Importantly, treatment was overall very well tolerated. In this retrospective study, no grade III/IV hematologic adverse events were observed. All other adverse events were tolerable and manageable. In the two cases excluded from response analysis for treatment <30 days, we considered early serious adverse events to be unrelated to trofosfamide treatment due to the short time interval between treatment initiation and onset of the adverse event. However, we can certainly not completely exclude that these thromboembolic events were really unrelated to trofosfamide. Thus, in case trofosfamide is considered for a given patient, one should discuss the individual thromboembolic risk. Obviously, the retrospective nature of the study is likely to underestimate the true prevalence and severity of adverse drug reactions.

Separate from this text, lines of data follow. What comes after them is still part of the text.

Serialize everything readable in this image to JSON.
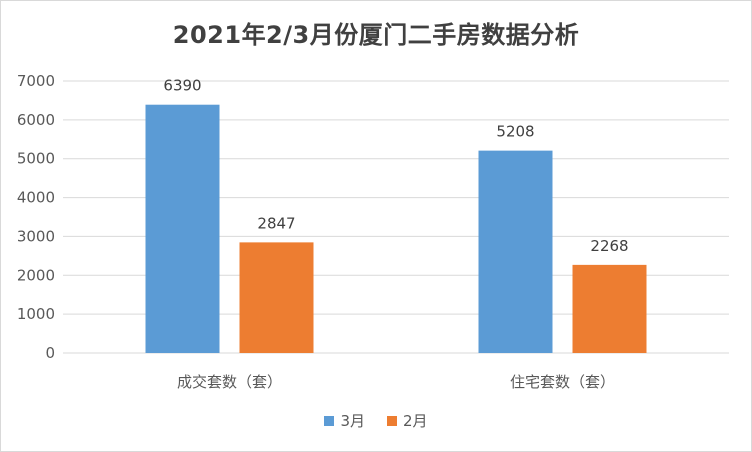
{
  "chart_data": {
    "type": "bar",
    "title": "2021年2/3月份厦门二手房数据分析",
    "categories": [
      "成交套数（套）",
      "住宅套数（套）"
    ],
    "series": [
      {
        "name": "3月",
        "values": [
          6390,
          5208
        ],
        "color": "#5b9bd5"
      },
      {
        "name": "2月",
        "values": [
          2847,
          2268
        ],
        "color": "#ed7d31"
      }
    ],
    "ylim": [
      0,
      7000
    ],
    "yticks": [
      0,
      1000,
      2000,
      3000,
      4000,
      5000,
      6000,
      7000
    ],
    "grid": true,
    "legend_position": "bottom"
  }
}
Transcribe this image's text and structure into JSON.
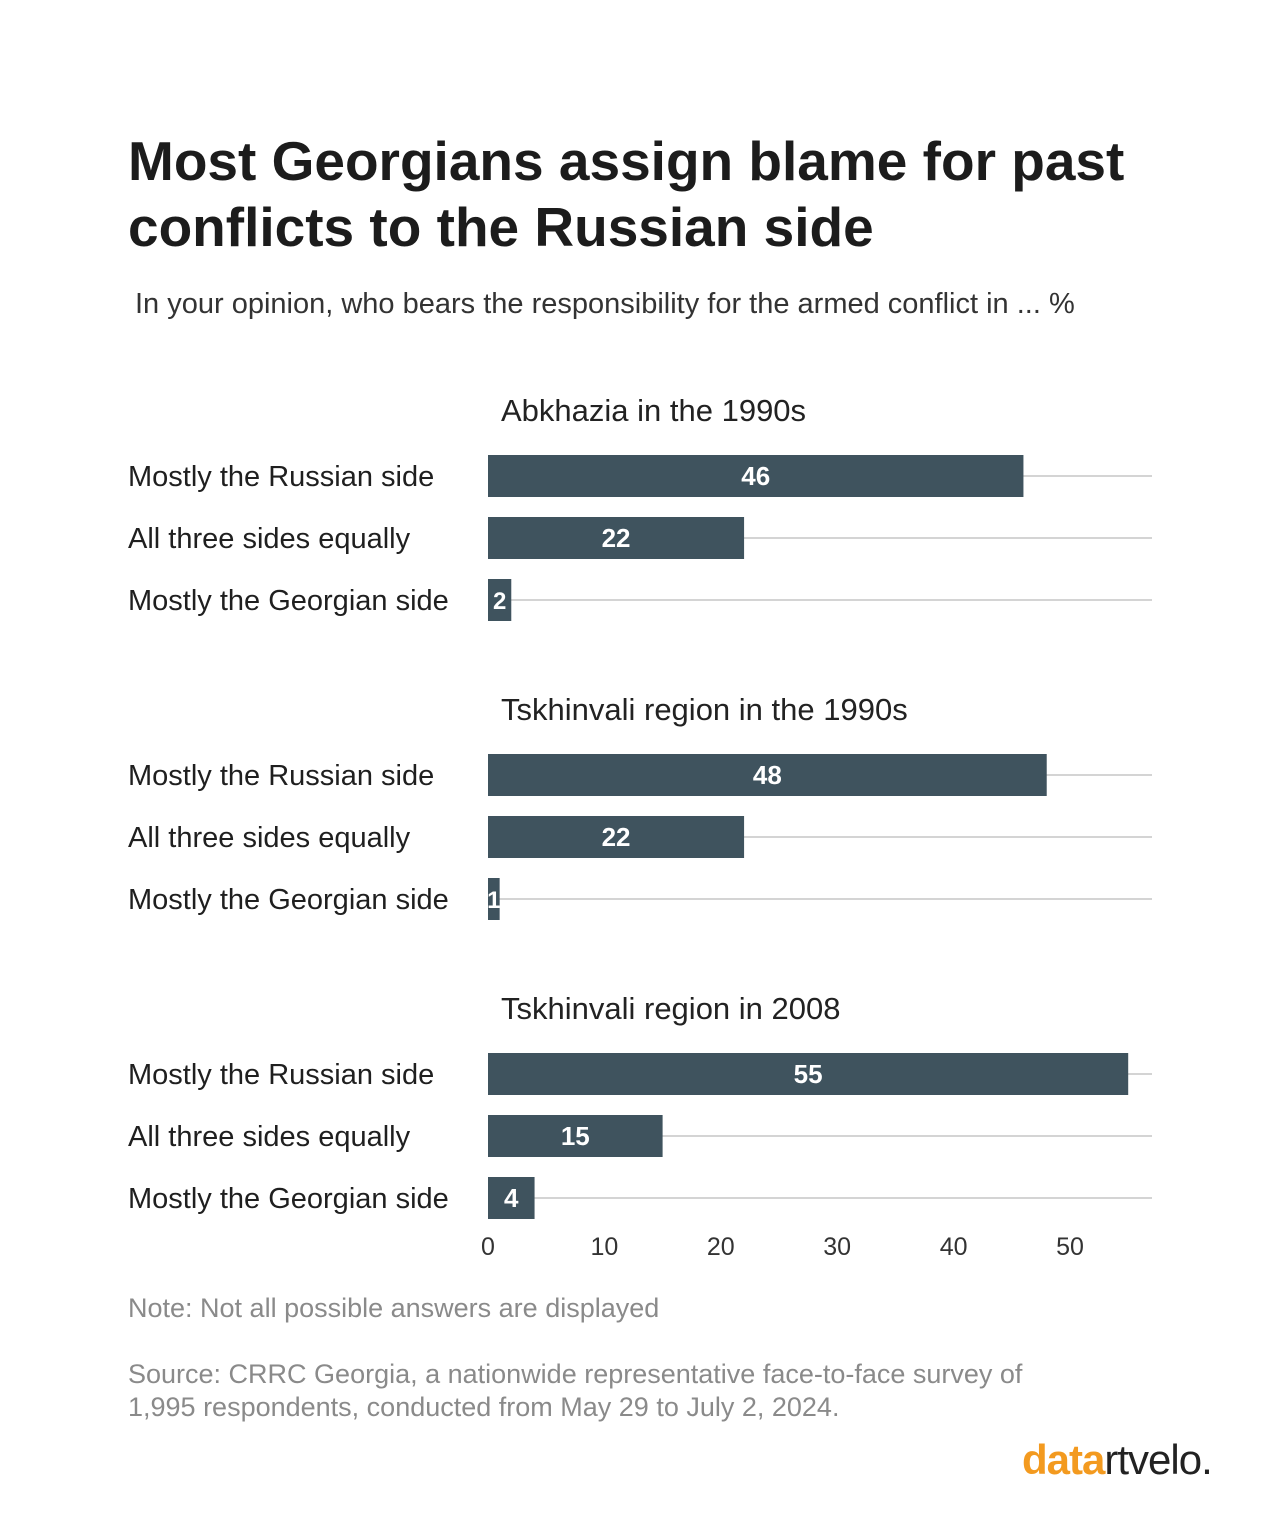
{
  "title": "Most Georgians assign blame for past conflicts to the Russian side",
  "subtitle": "In your opinion, who bears the responsibility for the armed conflict in ... %",
  "note": "Note: Not all possible answers are displayed",
  "source": "Source: CRRC Georgia, a nationwide representative face-to-face survey of 1,995 respondents, conducted from May 29 to July 2, 2024.",
  "logo": {
    "part1": "data",
    "part2": "rtvelo."
  },
  "colors": {
    "bar": "#3f535e",
    "grid": "#d4d4d4",
    "bar_label": "#ffffff",
    "accent": "#f39a1f"
  },
  "chart_data": {
    "type": "bar",
    "orientation": "horizontal",
    "unit": "%",
    "xlim": [
      0,
      57
    ],
    "x_ticks": [
      0,
      10,
      20,
      30,
      40,
      50
    ],
    "grid": "horizontal lines behind bars",
    "categories": [
      "Mostly the Russian side",
      "All three sides equally",
      "Mostly the Georgian side"
    ],
    "panels": [
      {
        "title": "Abkhazia in the 1990s",
        "values": [
          46,
          22,
          2
        ]
      },
      {
        "title": "Tskhinvali region in the 1990s",
        "values": [
          48,
          22,
          1
        ]
      },
      {
        "title": "Tskhinvali region in 2008",
        "values": [
          55,
          15,
          4
        ]
      }
    ]
  }
}
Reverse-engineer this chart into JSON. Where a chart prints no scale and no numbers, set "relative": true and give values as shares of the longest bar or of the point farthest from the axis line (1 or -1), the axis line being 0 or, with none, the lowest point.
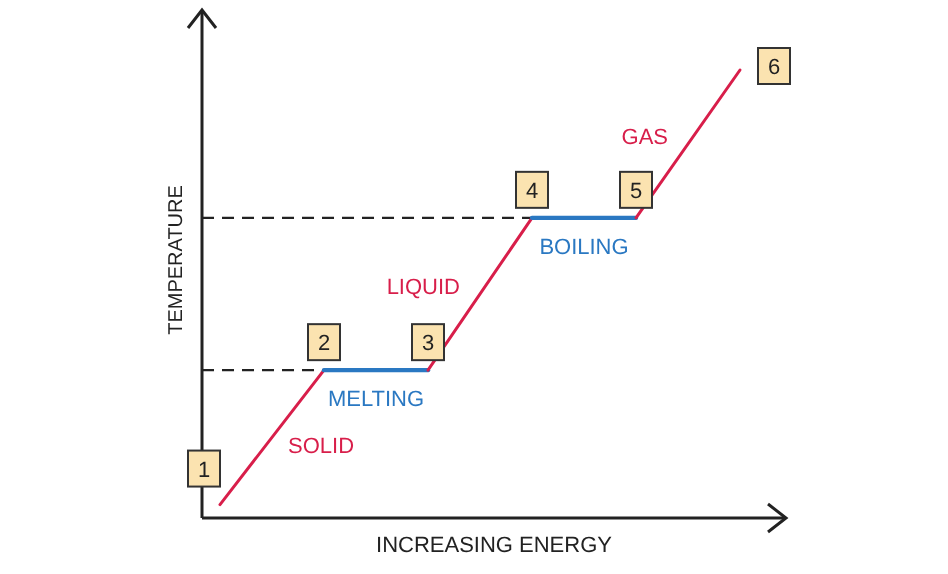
{
  "chart_data": {
    "type": "line",
    "relative": true,
    "categories": [
      null,
      null,
      null,
      null,
      null,
      null
    ],
    "xlabel": "INCREASING ENERGY",
    "ylabel": "TEMPERATURE",
    "series": [
      {
        "name": "SOLID",
        "color": "#d81e4a",
        "values": [
          0.03,
          0.33,
          null,
          null,
          null,
          null
        ]
      },
      {
        "name": "MELTING",
        "color": "#2a78c2",
        "values": [
          null,
          0.33,
          0.33,
          null,
          null,
          null
        ]
      },
      {
        "name": "LIQUID",
        "color": "#d81e4a",
        "values": [
          null,
          null,
          0.33,
          0.67,
          null,
          null
        ]
      },
      {
        "name": "BOILING",
        "color": "#2a78c2",
        "values": [
          null,
          null,
          null,
          0.67,
          0.67,
          null
        ]
      },
      {
        "name": "GAS",
        "color": "#d81e4a",
        "values": [
          null,
          null,
          null,
          null,
          0.67,
          1
        ]
      }
    ],
    "ref_lines": [
      {
        "axis": "y",
        "value": 0.33,
        "line_style": "dashed",
        "color": "#222222"
      },
      {
        "axis": "y",
        "value": 0.67,
        "line_style": "dashed",
        "color": "#222222"
      }
    ],
    "annotations": [
      "1",
      "2",
      "3",
      "4",
      "5",
      "6"
    ]
  }
}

It is noteworthy that chemical derivatization of the phosphoramidate ifosfamide yielded the hypoxia-activated prodrug TH-302 (evofosfamide) that is activated at low intratumoral oxygen potential through P450 cytochrome reductase (POR) [38, 39] and has been successfully used in phase II clinical trials of advanced pancreatic cancer [40] and soft tissue sarcoma [41]. Hence, alkylating chemotherapeutic agents that were thought to be overcome in the future by more molecular targeted approaches potentially will gain new interest in the future, particularly in tumors which are otherwise difficult to treat and prone to tumor drug resistance.

In conclusion, trofosfamide in advanced ACC showed only limited overall efficacy. However, 1 of 21 patients had a long-term benefit. The durable disease stabilization in one case studied here supports antitumoral efficacy of trofosfamide monotherapy in a subset of ACC patients. Yet, markers of treatment response to cytotoxic chemotherapy have not been established in ACC. Absence of response markers and the small proportion of patients with stable disease leads us to not pursue trofosfamide within prospective clinical trials. Nevertheless, we would use trofosfamide in patients who likely would not tolerate aggressive cytotoxic drug regimens or for whom treatment within an early phase clinical trial is unavailable.

As a salvage treatment, trofosfamide combines the advantage of oral administration with overall very good tolerability.